A linhagem de budismo tibetano, Karma Kagyu, na qual praticam os alunos de Chogyam Trungpa também é chamada "a linhagem de contratempos" devido às múltiplas e constantes formas em que seus sábios e veneráveis mestres se enredaram. O primeiro foi Tilopa, um louco, completamente selvagem. Seu discípulo dileto foi Naropa. Naropa era um intelectual que deleitava em conceitos e que levou 12 anos sendo atropelado por tudo, passando por terríveis dificuldades antes que começasse a acordar. Baseava-se tanto em conceitos que se alguém fizesse qualquer afirmação, ele contestava: "Oh, sim, mas por aquilo, você quer certamente dizer isto." Tinha este tipo de mente. Seu aluno dileto foi Marpa, notório pelo seu temperamento explosivo com acessos de raiva em que xingava e batia nas pessoas. Também era bêbado e irredutível. . Rinpoche costumava dizer que Marpa começou a estudar o Dharma porque pensava que poderia ganhar muito dinheiro trazendo textos em sânscrito da Índia para serem traduzidos para o tibetano. Seu discípulo, Milarepa começou a praticar porque tinha medo de ir para o inferno por ter assassinado muita gente, tinha medo! O aluno dileto de Milarepa foi Gampopa (que deu nome a Gampo Abbey) Tudo lhe era fácil, e Gampopa era arrogante. Por exemplo, na noite antes de encontrar Gampopa pela primeira vez, Milarepa comentou aos seus discípulos, "Meu futuro discípulo dileto está chegando amanhã. Quem quer que o traga até a mim será muito beneficiado." Assim, quando Gampopa chegou à cidade, uma velha correu até ele dizendo-lhe, "Milarepa disse que você estaria chegando e que está destinado a ser um de seus principais discípulos, gostaria que fosse a minha filha a encaminha-lo até ele." Gampopa, julgando-se muito importante, dirigiu-se orgulhoso a Milarepa certo de que seria recebido com todas as honras. Contudo, Milarepa ordenou que fosse conduzido a uma gruta e recusou-se a recebe-lo durante três semanas.

O discípulo dileto de Gampopa foi o primeiro Karmapa e apenas sabemos que era muito feio. Dizem que parecia com macaco. Sobre ele, conta-se que, com outros dos iminentes discípulos de Gampopa foram expulsos do mosteiro por se terem embebedado, cantado, dançado e em geral rompido as regras de disciplina monástica.

Assim, podemos nos animar!

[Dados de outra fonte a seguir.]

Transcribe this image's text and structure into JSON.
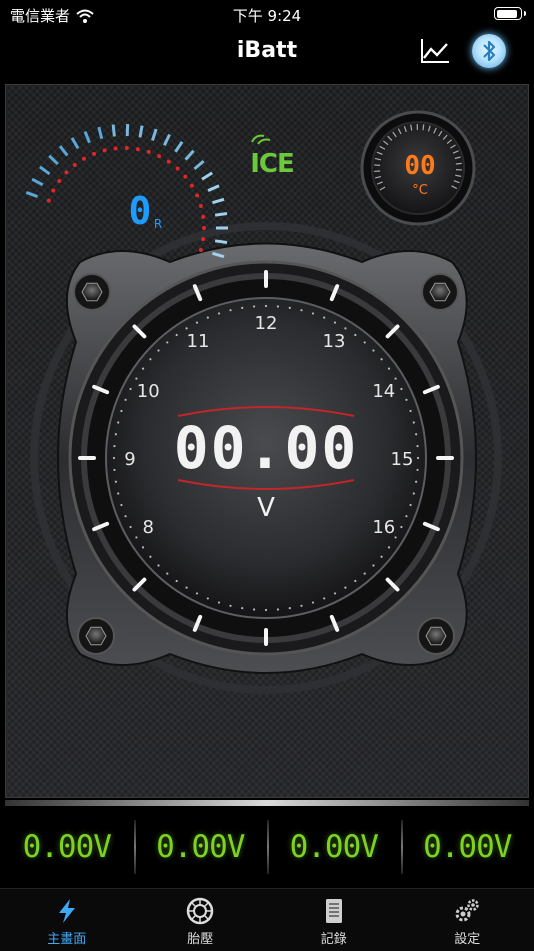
{
  "status_bar": {
    "carrier": "電信業者",
    "time": "下午 9:24"
  },
  "nav": {
    "title": "iBatt",
    "chart_icon": "line-chart-icon",
    "bluetooth_icon": "bluetooth-icon"
  },
  "gauge": {
    "voltage_display": "00.00",
    "unit": "V",
    "dial_labels": [
      "8",
      "9",
      "10",
      "11",
      "12",
      "13",
      "14",
      "15",
      "16"
    ],
    "logo": "ICE",
    "mini_display": "0",
    "mini_subscript": "R",
    "temperature": "00",
    "temp_unit": "°C"
  },
  "voltages": [
    "0.00V",
    "0.00V",
    "0.00V",
    "0.00V"
  ],
  "tabs": [
    {
      "label": "主畫面",
      "icon": "lightning-icon",
      "active": true
    },
    {
      "label": "胎壓",
      "icon": "tire-icon",
      "active": false
    },
    {
      "label": "記錄",
      "icon": "document-icon",
      "active": false
    },
    {
      "label": "設定",
      "icon": "gears-icon",
      "active": false
    }
  ],
  "colors": {
    "accent_blue": "#3fa9f5",
    "voltage_green": "#7ed321",
    "temp_orange": "#ff7a1a",
    "digital_blue": "#1e9bff",
    "logo_green": "#6cc93b"
  }
}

São estes os sábios que se encontram aqui no altar diante de nós, a quem nos prostramos. Prostramo-nos a eles como exemplos da nossa própria mente de sabedoria e das dos seres iluminados mas vale também prostrarmo-nos a eles como seres confusos, neuróticos, em nada diferentes de nós mesmos. São bons exemplos de pessoas que nunca desistiram do caminho, que nunca temeram serem quem eram e que portanto encontraram a qualidade autêntica das suas verdadeiras naturezas.

Quero dizer que a nossa verdadeira natureza não é um ideal a ser realizado, mas sim é exatamente o que somos agora e é por ela mesmo que vamos festejar e cultivar o nosso apreço..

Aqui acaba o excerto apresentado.